If you're seeking a solution for managing your finances, you may be
interested in taking advantage of a reverse mortgage (may being the operative word here). A reverse mortgage is in many
ways exactly what it sounds like: a mortgage that works in reverse. More
specifically, individuals with a reverse mortgage don't make monthly payments
on their home as they would with a traditional mortgage; rather, individuals receive
money by converting their home equity into cash. A pretty good deal, wouldn't
you say?
Of course, not every homeowner can be eligible for a reverse
mortgage. You must be at least 62 years of age, your home must be your
primary residence, your mortgage must be paid in full, and your home must have accumulated
wealth since your original purchase. In other words, if your home has
depreciated in value over the course of your ownership, you likely won't be
eligible for a reverse mortgage. However, if over the years you've added an in-ground
pool, built a barn, remodeled your kitchen, or added a sun room, your home has
likely increased in value, and it's this equity that can be used to your
advantage. Reverse mortgages are intended to afford individuals with minimal
income the opportunity to cover basic costs of living and pay for medical
expenses. Recipients of a reverse mortgage do not have to repay their loan
unless their home is sold or abandoned; in most cases, this means that recipients
live out the rest of their lives without repayment.
As 321 financial expert
Jeremy Marcus points out, there are different types of reverse mortgages.

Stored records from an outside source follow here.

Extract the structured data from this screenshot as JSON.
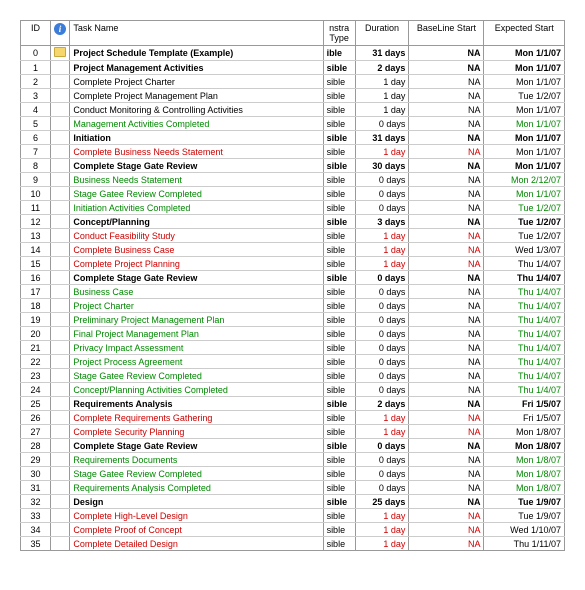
{
  "headers": {
    "id": "ID",
    "icon": "",
    "task": "Task Name",
    "type": "nstra Type",
    "duration": "Duration",
    "baseline": "BaseLine Start",
    "expected": "Expected Start"
  },
  "rows": [
    {
      "id": "0",
      "icon": "note",
      "task": "Project Schedule Template (Example)",
      "indent": 0,
      "bold": true,
      "color": "",
      "type": "ible",
      "duration": "31 days",
      "dBold": true,
      "baseline": "NA",
      "expected": "Mon 1/1/07"
    },
    {
      "id": "1",
      "task": "Project Management Activities",
      "indent": 1,
      "bold": true,
      "color": "",
      "type": "sible",
      "duration": "2 days",
      "dBold": true,
      "baseline": "NA",
      "expected": "Mon 1/1/07"
    },
    {
      "id": "2",
      "task": "Complete Project Charter",
      "indent": 2,
      "bold": false,
      "color": "",
      "type": "sible",
      "duration": "1 day",
      "baseline": "NA",
      "expected": "Mon 1/1/07"
    },
    {
      "id": "3",
      "task": "Complete Project Management Plan",
      "indent": 2,
      "bold": false,
      "color": "",
      "type": "sible",
      "duration": "1 day",
      "baseline": "NA",
      "expected": "Tue 1/2/07"
    },
    {
      "id": "4",
      "task": "Conduct Monitoring & Controlling Activities",
      "indent": 2,
      "bold": false,
      "color": "",
      "type": "sible",
      "duration": "1 day",
      "baseline": "NA",
      "expected": "Mon 1/1/07"
    },
    {
      "id": "5",
      "task": "Management Activities Completed",
      "indent": 2,
      "bold": false,
      "color": "green",
      "type": "sible",
      "duration": "0 days",
      "baseline": "NA",
      "expected": "Mon 1/1/07",
      "eColor": "green"
    },
    {
      "id": "6",
      "task": "Initiation",
      "indent": 1,
      "bold": true,
      "color": "",
      "type": "sible",
      "duration": "31 days",
      "dBold": true,
      "baseline": "NA",
      "expected": "Mon 1/1/07"
    },
    {
      "id": "7",
      "task": "Complete Business Needs Statement",
      "indent": 2,
      "bold": false,
      "color": "red",
      "type": "sible",
      "duration": "1 day",
      "dColor": "red",
      "baseline": "NA",
      "bColor": "red",
      "expected": "Mon 1/1/07"
    },
    {
      "id": "8",
      "task": "Complete Stage Gate Review",
      "indent": 2,
      "bold": true,
      "color": "",
      "type": "sible",
      "duration": "30 days",
      "dBold": true,
      "baseline": "NA",
      "expected": "Mon 1/1/07"
    },
    {
      "id": "9",
      "task": "Business Needs Statement",
      "indent": 3,
      "bold": false,
      "color": "green",
      "type": "sible",
      "duration": "0 days",
      "baseline": "NA",
      "expected": "Mon 2/12/07",
      "eColor": "green"
    },
    {
      "id": "10",
      "task": "Stage Gatee Review Completed",
      "indent": 3,
      "bold": false,
      "color": "green",
      "type": "sible",
      "duration": "0 days",
      "baseline": "NA",
      "expected": "Mon 1/1/07",
      "eColor": "green"
    },
    {
      "id": "11",
      "task": "Initiation Activities Completed",
      "indent": 2,
      "bold": false,
      "color": "green",
      "type": "sible",
      "duration": "0 days",
      "baseline": "NA",
      "expected": "Tue 1/2/07",
      "eColor": "green"
    },
    {
      "id": "12",
      "task": "Concept/Planning",
      "indent": 1,
      "bold": true,
      "color": "",
      "type": "sible",
      "duration": "3 days",
      "dBold": true,
      "baseline": "NA",
      "expected": "Tue 1/2/07"
    },
    {
      "id": "13",
      "task": "Conduct Feasibility Study",
      "indent": 2,
      "bold": false,
      "color": "red",
      "type": "sible",
      "duration": "1 day",
      "dColor": "red",
      "baseline": "NA",
      "bColor": "red",
      "expected": "Tue 1/2/07"
    },
    {
      "id": "14",
      "task": "Complete Business Case",
      "indent": 2,
      "bold": false,
      "color": "red",
      "type": "sible",
      "duration": "1 day",
      "dColor": "red",
      "baseline": "NA",
      "bColor": "red",
      "expected": "Wed 1/3/07"
    },
    {
      "id": "15",
      "task": "Complete Project Planning",
      "indent": 2,
      "bold": false,
      "color": "red",
      "type": "sible",
      "duration": "1 day",
      "dColor": "red",
      "baseline": "NA",
      "bColor": "red",
      "expected": "Thu 1/4/07"
    },
    {
      "id": "16",
      "task": "Complete Stage Gate Review",
      "indent": 2,
      "bold": true,
      "color": "",
      "type": "sible",
      "duration": "0 days",
      "dBold": true,
      "baseline": "NA",
      "expected": "Thu 1/4/07"
    },
    {
      "id": "17",
      "task": "Business Case",
      "indent": 3,
      "bold": false,
      "color": "green",
      "type": "sible",
      "duration": "0 days",
      "baseline": "NA",
      "expected": "Thu 1/4/07",
      "eColor": "green"
    },
    {
      "id": "18",
      "task": "Project Charter",
      "indent": 3,
      "bold": false,
      "color": "green",
      "type": "sible",
      "duration": "0 days",
      "baseline": "NA",
      "expected": "Thu 1/4/07",
      "eColor": "green"
    },
    {
      "id": "19",
      "task": "Preliminary Project Management Plan",
      "indent": 3,
      "bold": false,
      "color": "green",
      "type": "sible",
      "duration": "0 days",
      "baseline": "NA",
      "expected": "Thu 1/4/07",
      "eColor": "green"
    },
    {
      "id": "20",
      "task": "Final Project Management Plan",
      "indent": 3,
      "bold": false,
      "color": "green",
      "type": "sible",
      "duration": "0 days",
      "baseline": "NA",
      "expected": "Thu 1/4/07",
      "eColor": "green"
    },
    {
      "id": "21",
      "task": "Privacy Impact Assessment",
      "indent": 3,
      "bold": false,
      "color": "green",
      "type": "sible",
      "duration": "0 days",
      "baseline": "NA",
      "expected": "Thu 1/4/07",
      "eColor": "green"
    },
    {
      "id": "22",
      "task": "Project Process Agreement",
      "indent": 3,
      "bold": false,
      "color": "green",
      "type": "sible",
      "duration": "0 days",
      "baseline": "NA",
      "expected": "Thu 1/4/07",
      "eColor": "green"
    },
    {
      "id": "23",
      "task": "Stage Gatee Review Completed",
      "indent": 3,
      "bold": false,
      "color": "green",
      "type": "sible",
      "duration": "0 days",
      "baseline": "NA",
      "expected": "Thu 1/4/07",
      "eColor": "green"
    },
    {
      "id": "24",
      "task": "Concept/Planning Activities Completed",
      "indent": 2,
      "bold": false,
      "color": "green",
      "type": "sible",
      "duration": "0 days",
      "baseline": "NA",
      "expected": "Thu 1/4/07",
      "eColor": "green"
    },
    {
      "id": "25",
      "task": "Requirements Analysis",
      "indent": 1,
      "bold": true,
      "color": "",
      "type": "sible",
      "duration": "2 days",
      "dBold": true,
      "baseline": "NA",
      "expected": "Fri 1/5/07"
    },
    {
      "id": "26",
      "task": "Complete Requirements Gathering",
      "indent": 2,
      "bold": false,
      "color": "red",
      "type": "sible",
      "duration": "1 day",
      "dColor": "red",
      "baseline": "NA",
      "bColor": "red",
      "expected": "Fri 1/5/07"
    },
    {
      "id": "27",
      "task": "Complete Security Planning",
      "indent": 2,
      "bold": false,
      "color": "red",
      "type": "sible",
      "duration": "1 day",
      "dColor": "red",
      "baseline": "NA",
      "bColor": "red",
      "expected": "Mon 1/8/07"
    },
    {
      "id": "28",
      "task": "Complete Stage Gate Review",
      "indent": 2,
      "bold": true,
      "color": "",
      "type": "sible",
      "duration": "0 days",
      "dBold": true,
      "baseline": "NA",
      "expected": "Mon 1/8/07"
    },
    {
      "id": "29",
      "task": "Requirements Documents",
      "indent": 3,
      "bold": false,
      "color": "green",
      "type": "sible",
      "duration": "0 days",
      "baseline": "NA",
      "expected": "Mon 1/8/07",
      "eColor": "green"
    },
    {
      "id": "30",
      "task": "Stage Gatee Review Completed",
      "indent": 3,
      "bold": false,
      "color": "green",
      "type": "sible",
      "duration": "0 days",
      "baseline": "NA",
      "expected": "Mon 1/8/07",
      "eColor": "green"
    },
    {
      "id": "31",
      "task": "Requirements Analysis Completed",
      "indent": 2,
      "bold": false,
      "color": "green",
      "type": "sible",
      "duration": "0 days",
      "baseline": "NA",
      "expected": "Mon 1/8/07",
      "eColor": "green"
    },
    {
      "id": "32",
      "task": "Design",
      "indent": 1,
      "bold": true,
      "color": "",
      "type": "sible",
      "duration": "25 days",
      "dBold": true,
      "baseline": "NA",
      "expected": "Tue 1/9/07"
    },
    {
      "id": "33",
      "task": "Complete High-Level Design",
      "indent": 2,
      "bold": false,
      "color": "red",
      "type": "sible",
      "duration": "1 day",
      "dColor": "red",
      "baseline": "NA",
      "bColor": "red",
      "expected": "Tue 1/9/07"
    },
    {
      "id": "34",
      "task": "Complete Proof of Concept",
      "indent": 2,
      "bold": false,
      "color": "red",
      "type": "sible",
      "duration": "1 day",
      "dColor": "red",
      "baseline": "NA",
      "bColor": "red",
      "expected": "Wed 1/10/07"
    },
    {
      "id": "35",
      "task": "Complete Detailed Design",
      "indent": 2,
      "bold": false,
      "color": "red",
      "type": "sible",
      "duration": "1 day",
      "dColor": "red",
      "baseline": "NA",
      "bColor": "red",
      "expected": "Thu 1/11/07"
    }
  ]
}
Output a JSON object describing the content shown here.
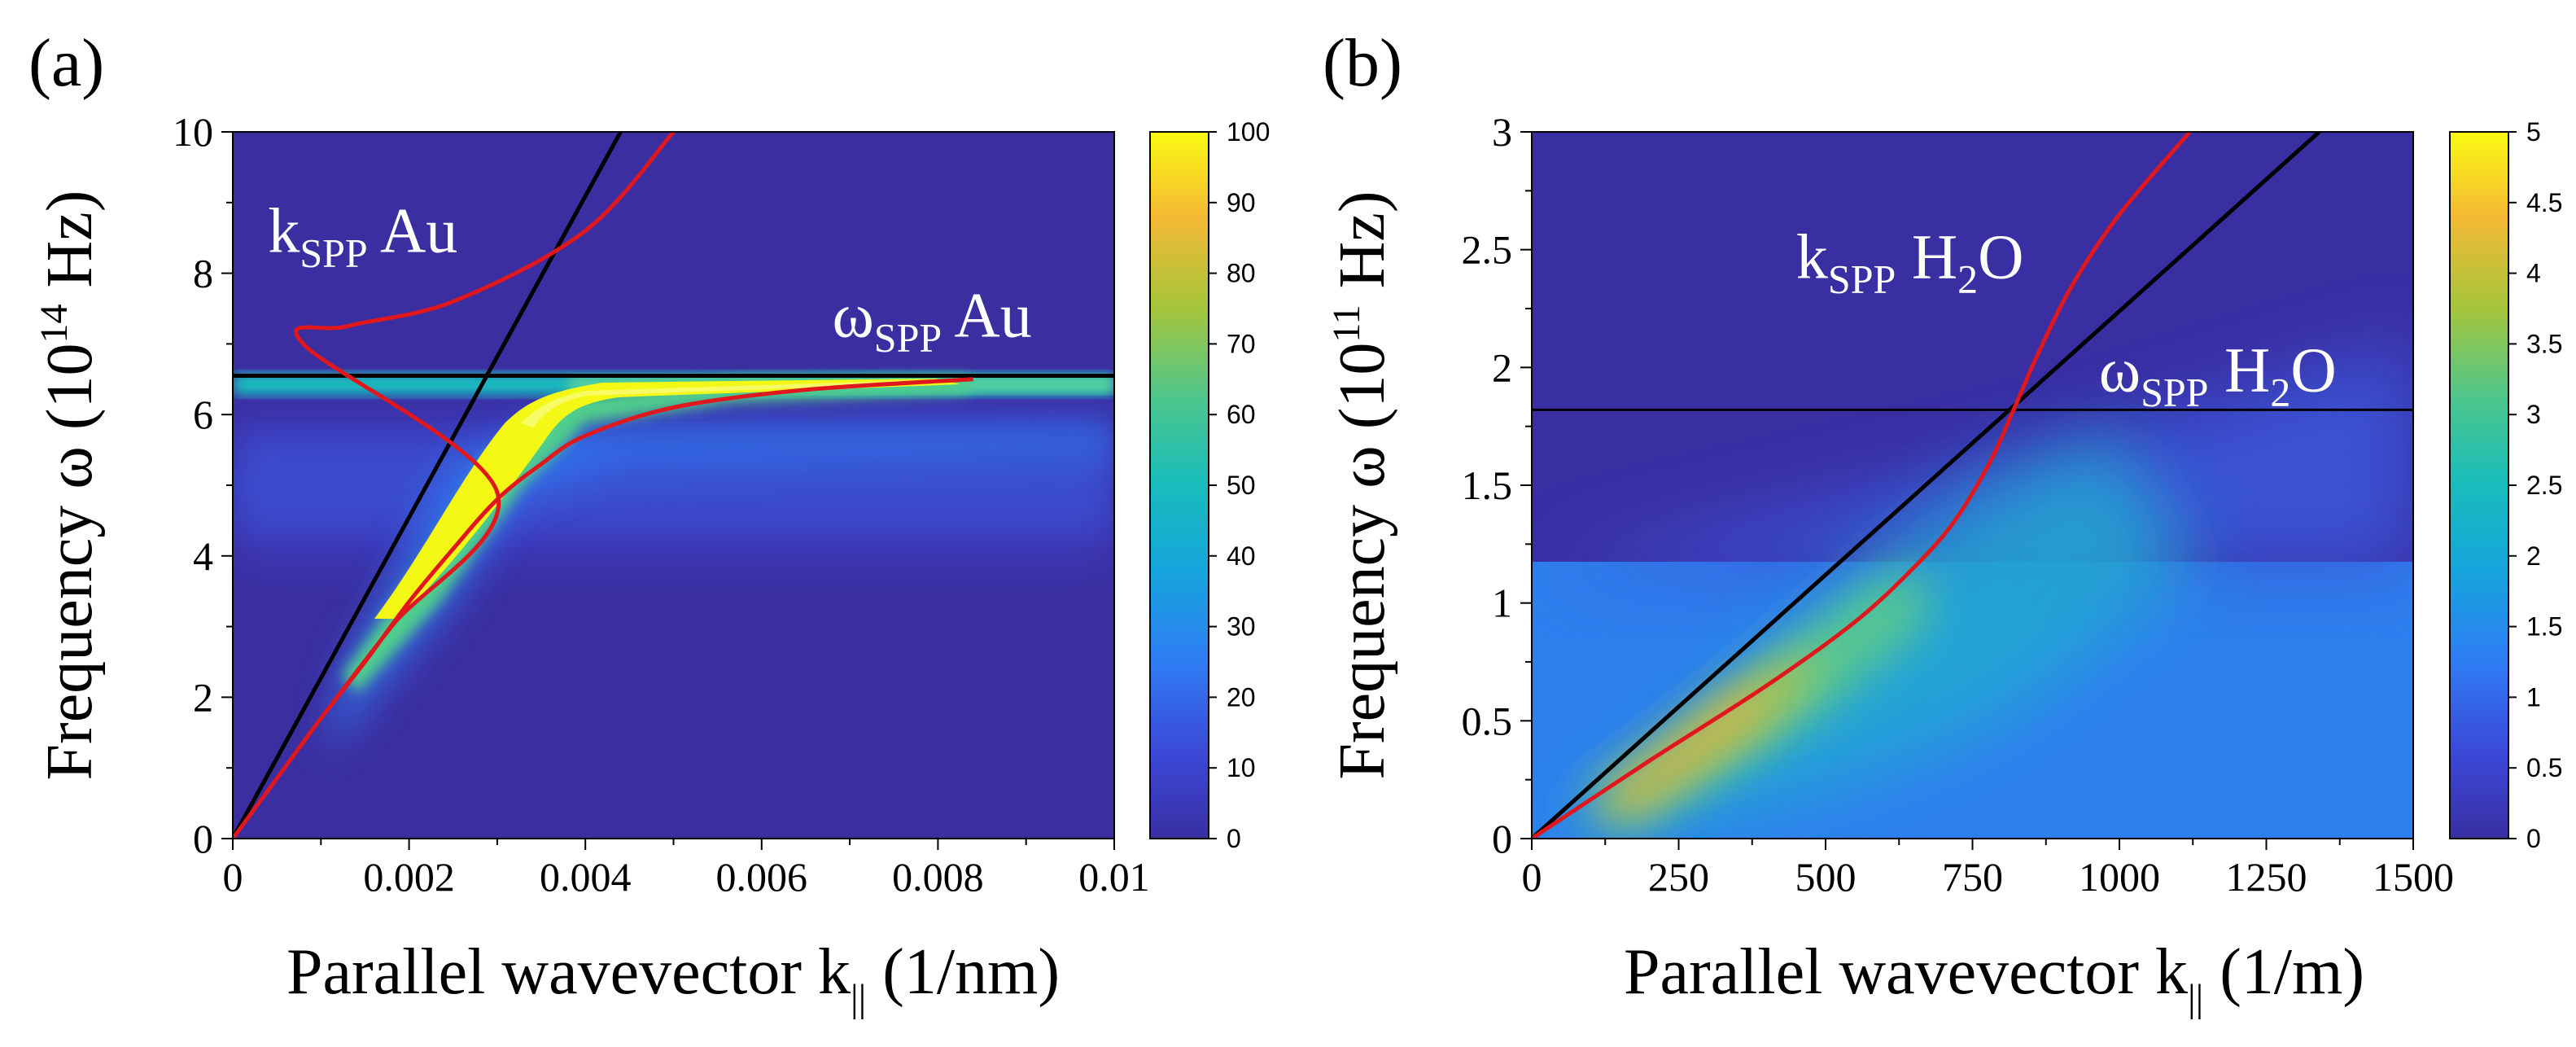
{
  "chart_data": [
    {
      "type": "heatmap",
      "panel_label": "(a)",
      "xlabel": {
        "main": "Parallel wavevector k",
        "sub": "||",
        "unit": " (1/nm)"
      },
      "ylabel": {
        "main": "Frequency ω (10",
        "sup": "14",
        "unit": " Hz)"
      },
      "xlim": [
        0,
        0.01
      ],
      "ylim": [
        0,
        10
      ],
      "xticks": [
        "0",
        "0.002",
        "0.004",
        "0.006",
        "0.008",
        "0.01"
      ],
      "yticks": [
        "0",
        "2",
        "4",
        "6",
        "8",
        "10"
      ],
      "colorbar": {
        "min": 0,
        "max": 100,
        "ticks": [
          "0",
          "10",
          "20",
          "30",
          "40",
          "50",
          "60",
          "70",
          "80",
          "90",
          "100"
        ]
      },
      "annotations": [
        {
          "main": "k",
          "sub": "SPP",
          "rest": " Au",
          "x": 0.0004,
          "y": 8.3
        },
        {
          "main": "ω",
          "sub": "SPP",
          "rest": " Au",
          "x": 0.0068,
          "y": 7.1
        }
      ],
      "light_line": {
        "k": [
          0,
          0.0044
        ],
        "w": [
          0,
          10
        ]
      },
      "omega_spp": 6.55,
      "spp_dispersion": {
        "k": [
          0.0084,
          0.0065,
          0.005,
          0.004,
          0.0035,
          0.003,
          0.0025,
          0.002,
          0.0015,
          0.001,
          0.0005,
          0.0,
          0.0005,
          0.001,
          0.0018,
          0.003,
          0.0008,
          0.0013,
          0.0025,
          0.004,
          0.005
        ],
        "w": [
          6.5,
          6.35,
          6.1,
          5.7,
          5.3,
          4.8,
          4.1,
          3.35,
          2.5,
          1.7,
          0.85,
          0.0,
          0.85,
          1.7,
          3.0,
          4.9,
          7.0,
          7.25,
          7.6,
          8.6,
          10.0
        ]
      }
    },
    {
      "type": "heatmap",
      "panel_label": "(b)",
      "xlabel": {
        "main": "Parallel wavevector k",
        "sub": "||",
        "unit": " (1/m)"
      },
      "ylabel": {
        "main": "Frequency ω (10",
        "sup": "11",
        "unit": " Hz)"
      },
      "xlim": [
        0,
        1500
      ],
      "ylim": [
        0,
        3
      ],
      "xticks": [
        "0",
        "250",
        "500",
        "750",
        "1000",
        "1250",
        "1500"
      ],
      "yticks": [
        "0",
        "0.5",
        "1",
        "1.5",
        "2",
        "2.5",
        "3"
      ],
      "colorbar": {
        "min": 0,
        "max": 5,
        "ticks": [
          "0",
          "0.5",
          "1",
          "1.5",
          "2",
          "2.5",
          "3",
          "3.5",
          "4",
          "4.5",
          "5"
        ]
      },
      "annotations": [
        {
          "main": "k",
          "sub": "SPP",
          "rest": " H",
          "sub2": "2",
          "rest2": "O",
          "x": 450,
          "y": 2.38
        },
        {
          "main": "ω",
          "sub": "SPP",
          "rest": " H",
          "sub2": "2",
          "rest2": "O",
          "x": 965,
          "y": 1.9
        }
      ],
      "light_line": {
        "k": [
          0,
          1340
        ],
        "w": [
          0,
          3
        ]
      },
      "omega_spp": 1.82,
      "spp_dispersion": {
        "k": [
          0,
          200,
          400,
          550,
          650,
          720,
          780,
          820,
          860,
          920,
          1000,
          1120
        ],
        "w": [
          0,
          0.33,
          0.65,
          0.92,
          1.15,
          1.35,
          1.6,
          1.82,
          2.05,
          2.35,
          2.65,
          3.0
        ]
      }
    }
  ]
}
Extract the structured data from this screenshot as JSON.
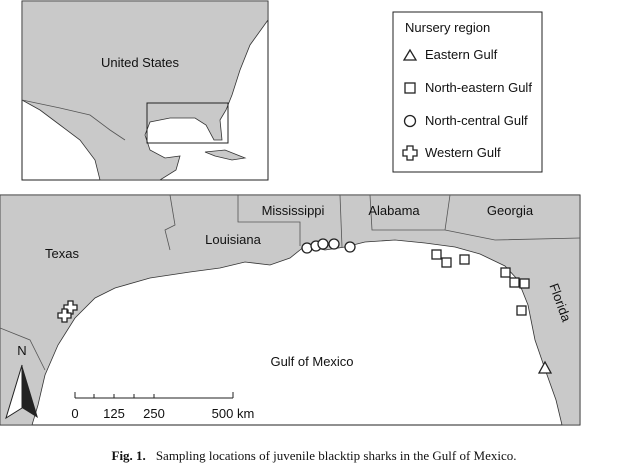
{
  "inset": {
    "label": "United States"
  },
  "legend": {
    "title": "Nursery region",
    "items": [
      "Eastern Gulf",
      "North-eastern Gulf",
      "North-central Gulf",
      "Western Gulf"
    ]
  },
  "map": {
    "labels": {
      "mississippi": "Mississippi",
      "alabama": "Alabama",
      "georgia": "Georgia",
      "louisiana": "Louisiana",
      "texas": "Texas",
      "florida": "Florida",
      "gulf": "Gulf of Mexico"
    },
    "north": "N",
    "scale": {
      "ticks": [
        "0",
        "125",
        "250"
      ],
      "end": "500 km"
    }
  },
  "caption": {
    "label": "Fig. 1.",
    "text": "Sampling locations of juvenile blacktip sharks in the Gulf of Mexico."
  }
}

Those eligible can apply for Single-Purpose Reverse Mortgages, which are
available through state, local and nonprofit organizations and are usually the
most inexpensive types of mortgages. Homeowners can also apply for a Home
Equity Conversion Mortgage, which is backed by the U.S. Department of Housing
and Urban Development and which doesn't have any income requirements for
eligibility. These types of reverse mortgages are also more widely-available,
but typically have higher upfront costs. Additionally, money from these
mortgage payments can be used for any purpose. There are also Proprietary
Reverse Mortgages, which are available through private lenders and which can
guarantee 100% equity on your home, unlike Home Equity Conversion Mortgages.
Eligible homeowners will need to decide for themselves which type
of reverse mortgage makes the most sense for their needs. Many experts recommend
that homeowners only take out reverse mortgages if they still intend on staying
in their home for a significant amount of time, and reverse mortgages are never
recommended for those who wish to will their homes to family members upon their
death. Reverse mortgages aren't for everybody, but they can be incredible
opportunities for financial security for those that are eligible.